Dionisio la miró fijamente.
«¿Cuánto?»
«Cada vez que te digo cuánto te odio, de algún modo pareces más contento»
«He dicho que estoy contento»
«Por eso estás raro»
Sacudiendo la cabeza, Eutostea apartó la mano del pecho de él. Podía sentir el corazón de él palpitando inquieto contra las yemas de sus dedos.
«Cuanto más omites, más me pregunto. Eutostea, voy a preguntártelo por última vez: ¿Cuánto me odias?»
Es una pregunta seria. Eutostea le miró, mordiéndose el labio como hacía siempre que se encontraba en una situación difícil.
«Hoy han ocurrido demasiadas cosas como para contarlas, pero algunas están claras: estoy embarazada del hijo de Apolo, hoy ese niño ha perdido a su padre antes de nacer, pues fue desterrado al Tártaro, muy, muy lejos, allá abajo»

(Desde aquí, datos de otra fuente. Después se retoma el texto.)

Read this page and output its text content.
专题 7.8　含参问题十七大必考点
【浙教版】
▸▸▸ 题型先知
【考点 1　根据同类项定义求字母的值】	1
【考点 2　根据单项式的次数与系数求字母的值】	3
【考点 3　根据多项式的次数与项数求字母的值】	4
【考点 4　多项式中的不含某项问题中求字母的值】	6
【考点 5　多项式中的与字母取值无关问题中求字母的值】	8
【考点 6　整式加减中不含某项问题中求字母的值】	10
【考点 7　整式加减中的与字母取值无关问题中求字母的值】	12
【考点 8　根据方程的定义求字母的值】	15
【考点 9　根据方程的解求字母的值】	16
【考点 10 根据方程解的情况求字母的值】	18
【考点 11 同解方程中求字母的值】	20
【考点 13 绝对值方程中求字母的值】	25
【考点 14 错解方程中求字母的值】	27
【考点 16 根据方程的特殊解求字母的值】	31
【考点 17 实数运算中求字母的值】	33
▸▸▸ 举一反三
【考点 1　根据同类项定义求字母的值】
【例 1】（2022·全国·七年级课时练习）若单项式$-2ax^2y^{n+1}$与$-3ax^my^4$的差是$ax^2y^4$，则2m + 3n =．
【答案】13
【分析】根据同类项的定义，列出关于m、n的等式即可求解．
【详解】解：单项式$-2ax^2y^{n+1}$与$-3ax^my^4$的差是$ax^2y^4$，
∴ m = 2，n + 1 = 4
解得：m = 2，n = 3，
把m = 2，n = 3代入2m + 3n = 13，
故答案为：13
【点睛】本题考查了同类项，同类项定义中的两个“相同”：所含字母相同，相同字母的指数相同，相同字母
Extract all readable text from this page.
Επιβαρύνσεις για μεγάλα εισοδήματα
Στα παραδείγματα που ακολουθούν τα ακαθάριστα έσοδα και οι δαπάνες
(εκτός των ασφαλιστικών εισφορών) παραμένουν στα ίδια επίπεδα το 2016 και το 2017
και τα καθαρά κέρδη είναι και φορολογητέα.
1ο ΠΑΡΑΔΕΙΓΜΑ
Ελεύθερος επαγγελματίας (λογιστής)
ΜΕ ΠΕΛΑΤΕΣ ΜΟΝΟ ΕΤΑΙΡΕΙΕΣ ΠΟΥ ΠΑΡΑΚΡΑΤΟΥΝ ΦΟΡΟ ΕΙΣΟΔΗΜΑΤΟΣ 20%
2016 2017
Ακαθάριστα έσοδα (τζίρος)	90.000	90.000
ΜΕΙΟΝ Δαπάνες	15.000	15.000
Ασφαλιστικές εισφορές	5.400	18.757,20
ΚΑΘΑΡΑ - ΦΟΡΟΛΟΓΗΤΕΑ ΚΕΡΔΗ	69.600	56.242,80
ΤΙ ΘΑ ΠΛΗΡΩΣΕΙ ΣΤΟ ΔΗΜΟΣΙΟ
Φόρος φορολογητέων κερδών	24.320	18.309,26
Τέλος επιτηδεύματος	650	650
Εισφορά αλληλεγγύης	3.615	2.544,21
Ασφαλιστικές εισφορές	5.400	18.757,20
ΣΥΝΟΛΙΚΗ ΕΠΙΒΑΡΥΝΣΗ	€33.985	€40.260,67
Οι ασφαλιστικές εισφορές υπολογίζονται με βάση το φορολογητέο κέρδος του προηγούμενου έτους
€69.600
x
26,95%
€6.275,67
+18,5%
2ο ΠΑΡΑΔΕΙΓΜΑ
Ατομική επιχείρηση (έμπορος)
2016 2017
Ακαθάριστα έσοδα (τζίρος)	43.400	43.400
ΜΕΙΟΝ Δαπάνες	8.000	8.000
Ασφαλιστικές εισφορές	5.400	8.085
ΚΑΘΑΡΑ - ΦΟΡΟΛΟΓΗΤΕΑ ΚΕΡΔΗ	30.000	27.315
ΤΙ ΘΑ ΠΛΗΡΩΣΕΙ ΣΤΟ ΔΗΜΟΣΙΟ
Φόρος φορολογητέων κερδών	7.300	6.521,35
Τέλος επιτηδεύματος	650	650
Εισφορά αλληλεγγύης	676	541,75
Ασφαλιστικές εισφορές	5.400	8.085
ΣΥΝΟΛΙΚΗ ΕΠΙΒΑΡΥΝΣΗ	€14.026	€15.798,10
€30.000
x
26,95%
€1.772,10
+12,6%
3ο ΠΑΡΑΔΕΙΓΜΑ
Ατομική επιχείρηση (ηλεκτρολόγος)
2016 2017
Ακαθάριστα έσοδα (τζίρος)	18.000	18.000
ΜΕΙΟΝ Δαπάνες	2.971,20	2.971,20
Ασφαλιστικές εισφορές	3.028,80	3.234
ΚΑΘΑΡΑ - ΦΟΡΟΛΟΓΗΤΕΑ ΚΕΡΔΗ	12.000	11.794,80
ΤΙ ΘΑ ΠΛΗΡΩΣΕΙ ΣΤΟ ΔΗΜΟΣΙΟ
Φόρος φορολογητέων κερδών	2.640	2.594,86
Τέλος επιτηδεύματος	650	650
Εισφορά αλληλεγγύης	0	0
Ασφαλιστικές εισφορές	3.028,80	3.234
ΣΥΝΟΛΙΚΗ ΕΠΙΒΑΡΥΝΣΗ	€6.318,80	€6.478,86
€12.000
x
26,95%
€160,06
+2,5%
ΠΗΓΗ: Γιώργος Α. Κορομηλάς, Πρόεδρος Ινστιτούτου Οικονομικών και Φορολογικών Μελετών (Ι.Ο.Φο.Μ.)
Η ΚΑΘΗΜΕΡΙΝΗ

El dedo que señalaba al suelo tembló. El abismo. Cada vez que pienso en la negrura de aquel barco, siento como si el suelo sobre el que estoy se hundiera con él.
«Puedo odiarte, Dionisio, en nombre de la decepción y el resentimiento que este niño sentirá más tarde, porque, como su madre, estoy obligada a responderle cuando me pregunte qué ha pasado hoy. Por qué es un niño sin padre. Por qué ha tenido que ser así»
«.......»
Eutiostea se acercó a Dioniso, que permanecía allí sin habla. Le rodeó las mejillas secas con las palmas de las manos y apretó. Luego, bajando los ojos, frotó el puente de su nariz contra la de él. Dionisio se quedó inmóvil, incapaz de hacer otra cosa que mirarla.
«Te odiaré sólo eso, sólo eso, porque.......»
«¿Por qué?»
«Porque siento que soy la única que retrocede ante ti, Dionisio»
Eutostea ahuecó la barbilla de Dioniso y apretó lentamente sus labios contra los de él. Succioné sus labios con sabor a vino. Me tragué la voz que me llamaba. Ella bajó los ojos y reclamó sus labios. Sus lenguas se mezclaron, su respiración se aceleró. Dionisio se estremeció, sobresaltado por lo repentino del beso, incapaz de hacer nada. Sus manos temblaron al dejarlas caer sobre la espalda de ella. Cogiendo aquellos brazos, Eutostea se los rodeó por el vientre.
«Sé el padre de mi hijo. Dionisio»
Susurró, con voz suave, mientras le besaba los labios y le apartaba ligeramente la cara.